Piece of That Fashion

A Guide to Successful VMI Programs

By Jim Lewis, CEO Enhanced Retail Solutions LLC

Tis the season for VMI. We are seeing an increase in inquiries from suppliers asking for help to understand how to successfully manage these programs. It requires a combination of skill sets, technology and expertise.

For those who are not familiar, the name implies exactly what it is: Vendor Managed Inventory. The supplier (vendor) manages the allocation and inventory support by SKU by Store for the retailer. That means the supplier writes their own orders. The retailer may provide blanket approval or require oversight on an agreed upon cadence. There are great benefits for both the supplier and retailer.

Benefits of Vendor Managed Inventory Programs

The retailer’s risk is reduced because they don’t have to own as much inventory. They also don’t have to allocate resources to managing those sku’s and stores. They generally see better in-stocks and increased sales and profit. With the supplier looking after their “piece of the pie” they can really maximize it.

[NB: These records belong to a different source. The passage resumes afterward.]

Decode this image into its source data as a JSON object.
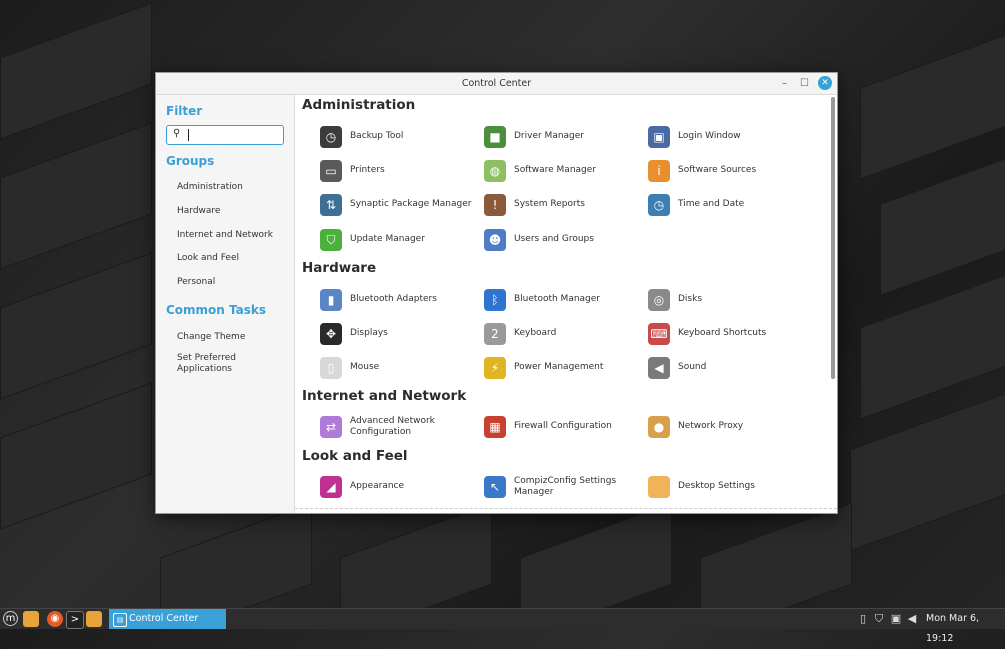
{
  "window": {
    "title": "Control Center",
    "min_glyph": "–",
    "max_glyph": "☐",
    "close_glyph": "✕"
  },
  "sidebar": {
    "filter_heading": "Filter",
    "search_value": "",
    "groups_heading": "Groups",
    "groups": [
      "Administration",
      "Hardware",
      "Internet and Network",
      "Look and Feel",
      "Personal"
    ],
    "tasks_heading": "Common Tasks",
    "tasks": [
      "Change Theme",
      "Set Preferred Applications"
    ]
  },
  "sections": {
    "administration": {
      "title": "Administration",
      "items": [
        {
          "label": "Backup Tool",
          "icon": "backup-icon",
          "color": "#3c3c3c",
          "glyph": "◷"
        },
        {
          "label": "Driver Manager",
          "icon": "driver-icon",
          "color": "#4b8f3e",
          "glyph": "■"
        },
        {
          "label": "Login Window",
          "icon": "login-icon",
          "color": "#4a6aa3",
          "glyph": "▣"
        },
        {
          "label": "Printers",
          "icon": "printer-icon",
          "color": "#5a5a5a",
          "glyph": "▭"
        },
        {
          "label": "Software Manager",
          "icon": "software-manager-icon",
          "color": "#8cc063",
          "glyph": "◍"
        },
        {
          "label": "Software Sources",
          "icon": "software-sources-icon",
          "color": "#e8902f",
          "glyph": "i"
        },
        {
          "label": "Synaptic Package Manager",
          "icon": "synaptic-icon",
          "color": "#3f6f93",
          "glyph": "⇅"
        },
        {
          "label": "System Reports",
          "icon": "reports-icon",
          "color": "#8a5a3a",
          "glyph": "!"
        },
        {
          "label": "Time and Date",
          "icon": "clock-icon",
          "color": "#3b7fb5",
          "glyph": "◷"
        },
        {
          "label": "Update Manager",
          "icon": "shield-icon",
          "color": "#4caf3e",
          "glyph": "⛉"
        },
        {
          "label": "Users and Groups",
          "icon": "users-icon",
          "color": "#4f7cc4",
          "glyph": "☻"
        }
      ]
    },
    "hardware": {
      "title": "Hardware",
      "items": [
        {
          "label": "Bluetooth Adapters",
          "icon": "bluetooth-adapter-icon",
          "color": "#5a86c8",
          "glyph": "▮"
        },
        {
          "label": "Bluetooth Manager",
          "icon": "bluetooth-icon",
          "color": "#2f74d0",
          "glyph": "ᛒ"
        },
        {
          "label": "Disks",
          "icon": "disk-icon",
          "color": "#8a8a8a",
          "glyph": "◎"
        },
        {
          "label": "Displays",
          "icon": "display-icon",
          "color": "#2a2a2a",
          "glyph": "✥"
        },
        {
          "label": "Keyboard",
          "icon": "keyboard-icon",
          "color": "#9a9a9a",
          "glyph": "2"
        },
        {
          "label": "Keyboard Shortcuts",
          "icon": "shortcuts-icon",
          "color": "#c84a4a",
          "glyph": "⌨"
        },
        {
          "label": "Mouse",
          "icon": "mouse-icon",
          "color": "#d8d8d8",
          "glyph": "▯"
        },
        {
          "label": "Power Management",
          "icon": "power-icon",
          "color": "#e0b521",
          "glyph": "⚡"
        },
        {
          "label": "Sound",
          "icon": "speaker-icon",
          "color": "#7a7a7a",
          "glyph": "◀"
        }
      ]
    },
    "internet": {
      "title": "Internet and Network",
      "items": [
        {
          "label": "Advanced Network Configuration",
          "icon": "network-icon",
          "color": "#b07ad8",
          "glyph": "⇄"
        },
        {
          "label": "Firewall Configuration",
          "icon": "firewall-icon",
          "color": "#c8402e",
          "glyph": "▦"
        },
        {
          "label": "Network Proxy",
          "icon": "proxy-icon",
          "color": "#d8a04a",
          "glyph": "●"
        }
      ]
    },
    "look": {
      "title": "Look and Feel",
      "items": [
        {
          "label": "Appearance",
          "icon": "appearance-icon",
          "color": "#c03090",
          "glyph": "◢"
        },
        {
          "label": "CompizConfig Settings Manager",
          "icon": "compiz-icon",
          "color": "#3a78c8",
          "glyph": "↖"
        },
        {
          "label": "Desktop Settings",
          "icon": "desktop-icon",
          "color": "#f0b35a",
          "glyph": ""
        }
      ]
    }
  },
  "taskbar": {
    "task_label": "Control Center",
    "clock": "Mon Mar  6, 19:12"
  }
}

Suppliers like it because they gain some control over the business. They can optimize allocation by analyzing every SKU-store combination and balancing inventory. That increases sales and profit. It is a lot of work but worth it. One client put it like this: it’s like building a moat around the business- it blocks out competitors.

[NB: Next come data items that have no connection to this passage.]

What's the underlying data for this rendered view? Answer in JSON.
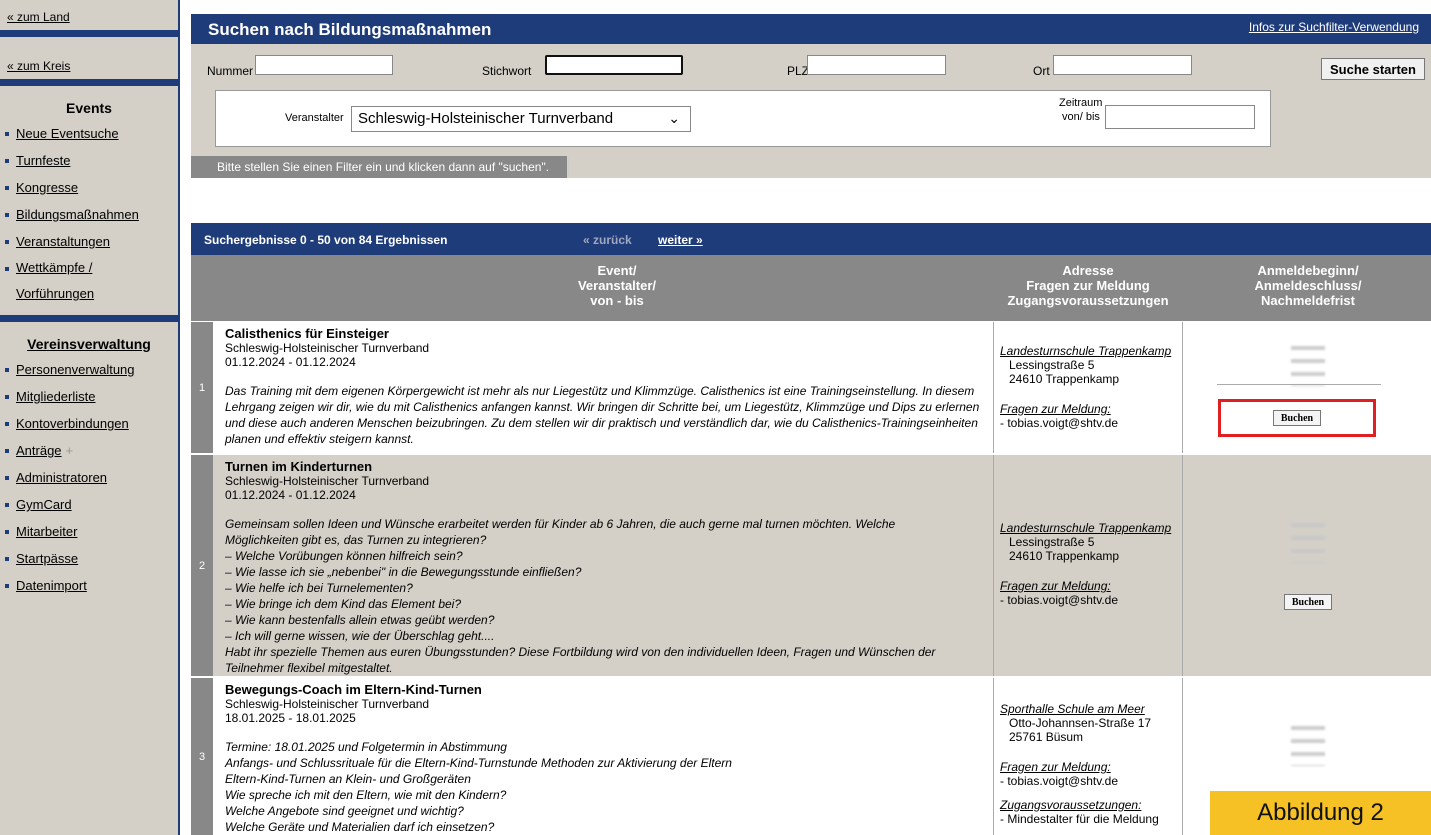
{
  "sidebar": {
    "back_land": "« zum Land",
    "back_kreis": "« zum Kreis",
    "events_heading": "Events",
    "events_items": [
      "Neue Eventsuche",
      "Turnfeste",
      "Kongresse",
      "Bildungsmaßnahmen",
      "Veranstaltungen",
      "Wettkämpfe /",
      "Vorführungen"
    ],
    "verein_heading": "Vereinsverwaltung",
    "verein_items": [
      "Personenverwaltung",
      "Mitgliederliste",
      "Kontoverbindungen",
      "Anträge",
      "Administratoren",
      "GymCard",
      "Mitarbeiter",
      "Startpässe",
      "Datenimport"
    ],
    "antraege_plus": "+"
  },
  "search": {
    "title": "Suchen nach Bildungsmaßnahmen",
    "info_link": "Infos zur Suchfilter-Verwendung",
    "labels": {
      "nummer": "Nummer",
      "stichwort": "Stichwort",
      "plz": "PLZ",
      "ort": "Ort",
      "veranstalter": "Veranstalter",
      "zeitraum": "Zeitraum",
      "vonbis": "von/ bis"
    },
    "veranstalter_value": "Schleswig-Holsteinischer Turnverband",
    "search_button": "Suche starten",
    "hint": "Bitte stellen Sie einen Filter ein und klicken dann auf \"suchen\"."
  },
  "results": {
    "count_text": "Suchergebnisse 0 - 50 von 84 Ergebnissen",
    "prev": "« zurück",
    "next": "weiter »",
    "col1": [
      "Event/",
      "Veranstalter/",
      "von - bis"
    ],
    "col2": [
      "Adresse",
      "Fragen zur Meldung",
      "Zugangsvoraussetzungen"
    ],
    "col3": [
      "Anmeldebeginn/",
      "Anmeldeschluss/",
      "Nachmeldefrist"
    ],
    "book_label": "Buchen",
    "rows": [
      {
        "num": "1",
        "title": "Calisthenics für Einsteiger",
        "org": "Schleswig-Holsteinischer Turnverband",
        "dates": "01.12.2024 - 01.12.2024",
        "desc": "Das Training mit dem eigenen Körpergewicht ist mehr als nur Liegestütz und Klimmzüge. Calisthenics ist eine Trainingseinstellung. In diesem Lehrgang zeigen wir dir, wie du mit Calisthenics anfangen kannst. Wir bringen dir Schritte bei, um Liegestütz, Klimmzüge und Dips zu erlernen und diese auch anderen Menschen beizubringen. Zu dem stellen wir dir praktisch und verständlich dar, wie du Calisthenics-Trainingseinheiten planen und effektiv steigern kannst.",
        "place": "Landesturnschule Trappenkamp",
        "street": "Lessingstraße 5",
        "city": "24610 Trappenkamp",
        "fragen_label": "Fragen zur Meldung:",
        "fragen": "- tobias.voigt@shtv.de"
      },
      {
        "num": "2",
        "title": "Turnen im Kinderturnen",
        "org": "Schleswig-Holsteinischer Turnverband",
        "dates": "01.12.2024 - 01.12.2024",
        "desc_lines": [
          "Gemeinsam sollen Ideen und Wünsche erarbeitet werden für Kinder ab 6 Jahren, die auch gerne mal turnen möchten. Welche",
          "Möglichkeiten gibt es, das Turnen zu integrieren?",
          "– Welche Vorübungen können hilfreich sein?",
          "– Wie lasse ich sie „nebenbei\" in die Bewegungsstunde einfließen?",
          "– Wie helfe ich bei Turnelementen?",
          "– Wie bringe ich dem Kind das Element bei?",
          "– Wie kann bestenfalls allein etwas geübt werden?",
          "– Ich will gerne wissen, wie der Überschlag geht....",
          "Habt ihr spezielle Themen aus euren Übungsstunden? Diese Fortbildung wird von den individuellen Ideen, Fragen und Wünschen der",
          "Teilnehmer flexibel mitgestaltet."
        ],
        "place": "Landesturnschule Trappenkamp",
        "street": "Lessingstraße 5",
        "city": "24610 Trappenkamp",
        "fragen_label": "Fragen zur Meldung:",
        "fragen": "- tobias.voigt@shtv.de"
      },
      {
        "num": "3",
        "title": "Bewegungs-Coach im Eltern-Kind-Turnen",
        "org": "Schleswig-Holsteinischer Turnverband",
        "dates": "18.01.2025 - 18.01.2025",
        "desc_lines": [
          "Termine: 18.01.2025 und Folgetermin in Abstimmung",
          "Anfangs- und Schlussrituale für die Eltern-Kind-Turnstunde Methoden zur Aktivierung der Eltern",
          "Eltern-Kind-Turnen an Klein- und Großgeräten",
          "Wie spreche ich mit den Eltern, wie mit den Kindern?",
          "Welche Angebote sind geeignet und wichtig?",
          "Welche Geräte und Materialien darf ich einsetzen?"
        ],
        "place": "Sporthalle Schule am Meer",
        "street": "Otto-Johannsen-Straße 17",
        "city": "25761 Büsum",
        "fragen_label": "Fragen zur Meldung:",
        "fragen": "- tobias.voigt@shtv.de",
        "zugang_label": "Zugangsvoraussetzungen:",
        "zugang": "- Mindestalter für die Meldung"
      }
    ]
  },
  "caption": "Abbildung 2",
  "colors": {
    "navy": "#1f3c7a",
    "gray": "#888888",
    "panel": "#d4d0c8",
    "highlight": "#e02020",
    "caption_bg": "#f5c125"
  }
}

Successful VMI programs require careful stewardship on the part of the supplier. Large CPG companies have sophisticated software and teams of people to run the programs. Smaller companies can achieve the same results by getting help from companies like ERS. Suppliers need:

  1. Data: Store level point of sale (POS) data that includes sales, on hand and on order. For most retailers this is the EDI 852 document. It can be automatically transmitted. The data may also be downloadable from a retailer’s vendor portal. The supplier’s wholesale inventory from the ERP system is also needed.
  2. Database: The data needs to be collected (generally weekly) and history built up. Queries can then be derived to find trends and aid in calculations.
  3. Inventory Model: The retailer generally provides guidance on how much inventory they are willing to carry. Minimum, maximum or weeks of supply models by store.
  4. Logic: Rate of sale calculations, business rules and allocation methodology. For example, how to adapt recommended orders to fit into open to buy limitations.
  5. Software to automate all the processes and create reverse PO’s. A user-friendly interface that provides visibility to orders and approvals, etc.

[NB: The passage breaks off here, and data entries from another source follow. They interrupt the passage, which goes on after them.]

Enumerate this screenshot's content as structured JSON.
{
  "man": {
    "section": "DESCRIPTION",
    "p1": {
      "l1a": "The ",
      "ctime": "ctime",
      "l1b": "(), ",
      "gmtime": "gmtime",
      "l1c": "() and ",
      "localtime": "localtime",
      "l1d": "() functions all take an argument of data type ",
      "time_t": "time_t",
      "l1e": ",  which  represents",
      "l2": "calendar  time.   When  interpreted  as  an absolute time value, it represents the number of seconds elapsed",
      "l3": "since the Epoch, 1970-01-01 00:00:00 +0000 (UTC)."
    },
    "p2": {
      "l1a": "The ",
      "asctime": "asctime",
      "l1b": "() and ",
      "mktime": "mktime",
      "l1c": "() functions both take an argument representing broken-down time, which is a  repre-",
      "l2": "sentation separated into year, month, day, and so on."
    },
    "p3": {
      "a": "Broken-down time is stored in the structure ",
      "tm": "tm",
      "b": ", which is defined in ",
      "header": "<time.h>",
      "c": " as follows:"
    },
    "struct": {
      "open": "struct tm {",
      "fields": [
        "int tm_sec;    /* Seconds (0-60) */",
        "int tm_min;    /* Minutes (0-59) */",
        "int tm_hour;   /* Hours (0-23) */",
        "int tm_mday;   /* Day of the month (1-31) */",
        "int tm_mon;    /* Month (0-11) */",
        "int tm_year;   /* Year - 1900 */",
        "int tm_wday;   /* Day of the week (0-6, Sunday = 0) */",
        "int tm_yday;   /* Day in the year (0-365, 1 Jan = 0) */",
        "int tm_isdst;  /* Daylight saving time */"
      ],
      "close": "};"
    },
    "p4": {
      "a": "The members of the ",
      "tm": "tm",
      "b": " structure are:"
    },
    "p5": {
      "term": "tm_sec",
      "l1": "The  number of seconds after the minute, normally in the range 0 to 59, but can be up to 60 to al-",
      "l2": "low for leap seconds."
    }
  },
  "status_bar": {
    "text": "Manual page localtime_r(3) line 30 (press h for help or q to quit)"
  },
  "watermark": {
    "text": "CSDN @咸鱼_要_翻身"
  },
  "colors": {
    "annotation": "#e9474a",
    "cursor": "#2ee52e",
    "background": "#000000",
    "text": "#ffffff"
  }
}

ERS offers a mostly automated process for determining inventory needs by SKU by store. It takes advantage of shared resources from our intelligentretail.net platform includes seasonality sales curves, demand planning parameters, reporting and dashboards.

The VMI Cycle

A Guide to Successful VMI Programs

The VMI Cycle

The process starts with a weekly POS data feed at store level from the retailer. That POS data gets ingested along with the supplier’s wholesale inventory into our database and intelligence engine. The system then calculates multiple rates of sale by store, inventory requirements and recommends a replenishment quantity by SKU by store. The user approves it or asks the system to recalculate using a different distribution scenario. The system recalculates and once approved, creates a data extract with purchase order details that can transmitted back to the retailer.